Es war in Venedig unter dem gedeckten Brückengang, genannt ›Ponte dei Sospiri‹, als ich dem Manne, von dem ich hier reden will, zum dritten oder vierten Male begegnete. Meine Erinnerung an die näheren Umstände dieser Begegnung ist wirr und dunkel. Dennoch weiß ich, wie tiefe Mitternacht es war, sehe die Seufzerbrücke, die Weibesschönheit und den Genius der Romantik, der über jenem engen Kanale schwebte.
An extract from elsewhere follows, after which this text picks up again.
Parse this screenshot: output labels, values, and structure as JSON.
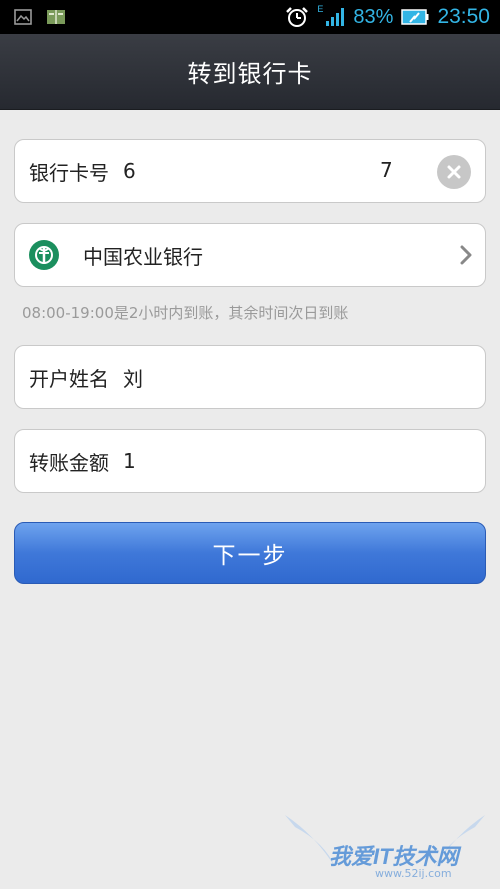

Die Nacht war ungewöhnlich finster. Die große Uhr auf der Piazza hatte die fünfte Stunde des italienischen Abends geschlagen. Der Platz des Kampanile lag schweigend und verlassen, und die Lichter im alten Dogenpalast verlöschten eins nach dem andern. Ich kehrte auf dem Großen Kanal von der Piazetta her heim. Als aber meine Gondel gerade bei der Mündung des San-Marco-Kanals angekommen war, gellte aus einem dunklen Schlund eine weibliche Stimme in einem einzigen wilden, langgezogenen Schrei. Erschrocken sprang ich auf, während der Gondolier sein einziges Ruder fallen ließ. Ein Wiederfinden in der pechschwarzen Nacht war unmöglich, wir mußten uns also der Strömung überlassen, die hier vom Großen in den Kleinen Kanal treibt. Wie ein riesiger, schwarzgefiederter Kondor trieben wir langsam der Seufzerbrücke zu, als tausend Fackeln an den Fenstern und am Treppenhaus des Dogenpalastes aufflammten und mit einem Male die tiefe Nacht in bleichen, unnatürlichen Tag verwandelten.
Ein Kind war aus den Armen seiner Mutter von einem der oberen Fenster des hohen Bauwerks in den tiefen dunklen Kanal gestürzt. Die stillen Wasser hatten sich lautlos über ihrem Opfer geschlossen, und obgleich außer meiner Gondel keine einzige andere zu sehen war, kämpfte schon mancher kräftige Schwimmer mit den Fluten und suchte auf der Oberfläche vergebens nach dem Schatz, der, ach! nur drunten in der Tiefe zu finden war. Auf den breiten schwarzen Marmorflächen am Eingang des Palastes und wenige Stufen über dem Wasser stand eine Gestalt, die keiner, der sie damals sah, jemals vergessen haben kann. Es war die ›Marchesa Aphrodite‹ – die Angebetete von ganz Venedig – die Strahlendste der Strahlenden – von allen den Schönheiten die Lieblichste – aber dennoch das junge Weib des alten ränkevollen Mentoni; und sie war die Mutter jenes hübschen Kindes, ihres ersten und einzigen, das jetzt tief im modrigen Wasser in bittrem Harm ihrer süßen Zärtlichkeit gedachte und sein kleines Leben erschöpfte in dem Bemühen, sie herbeizurufen.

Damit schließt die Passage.